Jalaleddin (Ջալալէդդին) was the first of the Armenian writer Raffi's famous works of historical fiction and a milestone in modern Armenian literature. The novella was first published in serialized form across eight issues of Mshak, a Tiflis-based Armenian newspaper, in 1878 (exactly one year after the events depicted). Its title is based on the name of Sheikh Jalaleddin, a Kurdish chief who led his forces on a violent campaign against Armenian and Assyrian villages in the eastern part of Van province at the beginning of the last Russo-Turkish War (1877–78). While the story is fictional, Raffi based the historical details on eyewitness accounts.

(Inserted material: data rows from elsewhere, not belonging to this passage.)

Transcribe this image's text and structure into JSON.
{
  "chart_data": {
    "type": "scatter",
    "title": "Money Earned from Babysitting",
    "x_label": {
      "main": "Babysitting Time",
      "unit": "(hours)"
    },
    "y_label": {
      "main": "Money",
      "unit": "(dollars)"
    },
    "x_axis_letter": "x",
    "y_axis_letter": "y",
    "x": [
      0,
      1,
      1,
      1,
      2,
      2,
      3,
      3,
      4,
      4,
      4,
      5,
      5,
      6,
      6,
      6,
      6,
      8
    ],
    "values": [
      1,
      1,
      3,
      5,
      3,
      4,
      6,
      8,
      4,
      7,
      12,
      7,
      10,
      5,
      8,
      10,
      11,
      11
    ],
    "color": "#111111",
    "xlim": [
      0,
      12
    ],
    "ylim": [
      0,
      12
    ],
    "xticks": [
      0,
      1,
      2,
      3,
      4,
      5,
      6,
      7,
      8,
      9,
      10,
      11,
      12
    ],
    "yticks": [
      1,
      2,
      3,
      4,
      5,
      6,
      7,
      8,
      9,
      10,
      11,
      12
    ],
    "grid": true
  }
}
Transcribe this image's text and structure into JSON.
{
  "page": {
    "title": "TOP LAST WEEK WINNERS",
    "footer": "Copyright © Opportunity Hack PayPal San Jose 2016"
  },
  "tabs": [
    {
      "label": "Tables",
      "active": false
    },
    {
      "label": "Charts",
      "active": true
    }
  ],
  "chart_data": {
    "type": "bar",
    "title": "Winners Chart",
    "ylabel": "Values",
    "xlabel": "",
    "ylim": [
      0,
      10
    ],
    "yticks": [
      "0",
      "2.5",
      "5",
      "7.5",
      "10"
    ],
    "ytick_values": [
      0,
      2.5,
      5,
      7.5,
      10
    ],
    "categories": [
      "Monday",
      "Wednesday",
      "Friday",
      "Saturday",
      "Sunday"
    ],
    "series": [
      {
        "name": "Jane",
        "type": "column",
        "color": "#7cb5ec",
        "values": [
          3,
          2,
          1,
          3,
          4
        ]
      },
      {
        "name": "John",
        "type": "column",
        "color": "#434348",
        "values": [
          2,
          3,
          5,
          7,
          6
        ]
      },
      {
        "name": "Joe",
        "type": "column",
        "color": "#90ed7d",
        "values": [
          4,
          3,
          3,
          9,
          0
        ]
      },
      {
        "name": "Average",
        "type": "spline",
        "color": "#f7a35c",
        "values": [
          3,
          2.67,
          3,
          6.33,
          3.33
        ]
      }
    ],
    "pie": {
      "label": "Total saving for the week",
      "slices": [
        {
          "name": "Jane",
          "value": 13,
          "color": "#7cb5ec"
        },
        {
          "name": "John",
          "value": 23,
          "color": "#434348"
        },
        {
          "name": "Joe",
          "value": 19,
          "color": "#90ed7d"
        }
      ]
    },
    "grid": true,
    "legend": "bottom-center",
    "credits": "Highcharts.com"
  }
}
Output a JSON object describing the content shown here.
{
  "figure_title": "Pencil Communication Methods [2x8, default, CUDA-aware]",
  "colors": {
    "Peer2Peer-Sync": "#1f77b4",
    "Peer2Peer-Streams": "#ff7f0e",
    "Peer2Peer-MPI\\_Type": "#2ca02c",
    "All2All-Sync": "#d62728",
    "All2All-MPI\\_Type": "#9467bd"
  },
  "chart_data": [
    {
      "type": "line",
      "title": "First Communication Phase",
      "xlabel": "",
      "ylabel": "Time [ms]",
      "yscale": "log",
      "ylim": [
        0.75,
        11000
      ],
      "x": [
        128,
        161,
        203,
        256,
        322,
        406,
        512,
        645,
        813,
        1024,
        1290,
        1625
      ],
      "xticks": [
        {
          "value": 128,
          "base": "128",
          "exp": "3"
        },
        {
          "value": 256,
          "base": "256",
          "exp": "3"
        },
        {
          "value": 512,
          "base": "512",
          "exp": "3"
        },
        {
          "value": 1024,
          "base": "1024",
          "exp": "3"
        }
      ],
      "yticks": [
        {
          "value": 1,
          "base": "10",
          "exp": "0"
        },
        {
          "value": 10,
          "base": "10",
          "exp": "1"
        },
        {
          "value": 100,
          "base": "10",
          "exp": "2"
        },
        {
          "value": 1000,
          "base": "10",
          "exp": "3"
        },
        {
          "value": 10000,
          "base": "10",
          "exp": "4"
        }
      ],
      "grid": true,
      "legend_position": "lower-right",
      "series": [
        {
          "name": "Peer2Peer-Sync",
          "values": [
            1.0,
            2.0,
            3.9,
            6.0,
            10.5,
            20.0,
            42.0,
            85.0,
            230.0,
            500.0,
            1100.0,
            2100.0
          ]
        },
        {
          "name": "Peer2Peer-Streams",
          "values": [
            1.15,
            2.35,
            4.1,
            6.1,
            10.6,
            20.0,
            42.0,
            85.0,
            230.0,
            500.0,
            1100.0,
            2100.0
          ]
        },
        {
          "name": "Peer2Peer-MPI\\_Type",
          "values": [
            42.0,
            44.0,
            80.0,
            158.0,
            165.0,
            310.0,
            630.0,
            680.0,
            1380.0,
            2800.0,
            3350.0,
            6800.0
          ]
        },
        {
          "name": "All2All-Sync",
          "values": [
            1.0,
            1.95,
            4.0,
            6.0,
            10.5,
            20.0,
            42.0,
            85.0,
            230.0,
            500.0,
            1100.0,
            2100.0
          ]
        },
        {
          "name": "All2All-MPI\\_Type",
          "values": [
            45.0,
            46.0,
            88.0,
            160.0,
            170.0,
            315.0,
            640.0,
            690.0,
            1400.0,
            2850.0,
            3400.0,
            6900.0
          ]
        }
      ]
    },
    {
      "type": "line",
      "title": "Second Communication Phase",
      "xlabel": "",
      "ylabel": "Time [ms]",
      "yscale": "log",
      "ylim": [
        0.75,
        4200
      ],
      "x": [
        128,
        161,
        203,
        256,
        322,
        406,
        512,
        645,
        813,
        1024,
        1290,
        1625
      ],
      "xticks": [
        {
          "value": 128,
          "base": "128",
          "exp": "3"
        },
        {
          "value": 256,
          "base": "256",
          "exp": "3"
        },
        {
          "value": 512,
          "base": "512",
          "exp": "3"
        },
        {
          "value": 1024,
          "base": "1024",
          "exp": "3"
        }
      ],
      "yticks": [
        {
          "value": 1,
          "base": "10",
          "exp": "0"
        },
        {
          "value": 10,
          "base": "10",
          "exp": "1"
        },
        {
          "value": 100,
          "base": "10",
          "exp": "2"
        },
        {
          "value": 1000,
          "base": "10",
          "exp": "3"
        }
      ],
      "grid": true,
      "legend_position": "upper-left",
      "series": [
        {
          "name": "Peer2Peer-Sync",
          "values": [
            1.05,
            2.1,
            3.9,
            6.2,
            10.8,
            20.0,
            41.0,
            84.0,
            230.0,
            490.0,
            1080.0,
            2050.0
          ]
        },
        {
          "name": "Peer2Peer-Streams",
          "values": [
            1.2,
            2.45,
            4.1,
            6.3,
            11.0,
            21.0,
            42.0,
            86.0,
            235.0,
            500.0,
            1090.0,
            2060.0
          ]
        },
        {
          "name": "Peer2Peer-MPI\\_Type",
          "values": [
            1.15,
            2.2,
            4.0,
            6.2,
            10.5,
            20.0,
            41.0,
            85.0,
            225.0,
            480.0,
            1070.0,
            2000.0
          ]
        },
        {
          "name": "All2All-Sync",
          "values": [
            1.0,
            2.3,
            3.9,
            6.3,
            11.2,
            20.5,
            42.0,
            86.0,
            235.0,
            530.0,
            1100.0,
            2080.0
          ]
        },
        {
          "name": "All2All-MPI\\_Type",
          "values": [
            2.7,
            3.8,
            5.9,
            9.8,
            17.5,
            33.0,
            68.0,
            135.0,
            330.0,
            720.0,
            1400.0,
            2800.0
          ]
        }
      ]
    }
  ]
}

Much of the key historical information provided by Raffi corresponds with British correspondents who were in the Eastern Ottoman Empire at the time.

== Synopsis ==
The events of the story take place in the eastern part of the Van Vilayet, in the historical canton of Aghbak near the Ottoman frontier with Persia. The novella tells the story of Sarhat, a young Armenian man who lives the life of a bandit and seeks to rescue his beloved, Asli, from marauding Kurds under the leadership of the eponymous Sheikh Jalaleddin.

== Translations ==

=== French translation ===
The first translation of Jalaleddin was completed in French by Arshag Tchobanian (published as Djelaleddin), appearing between 1896 and 1897 in Revue des revues across five issues.

=== Russian translation ===
A Russian translation by N. Bogaturova was published in 1911.

=== English translations ===

K. Andreassian (1906).

Donald Abcarian (2006).

Beyon Miloyan and Kimberley McFarlane (2019).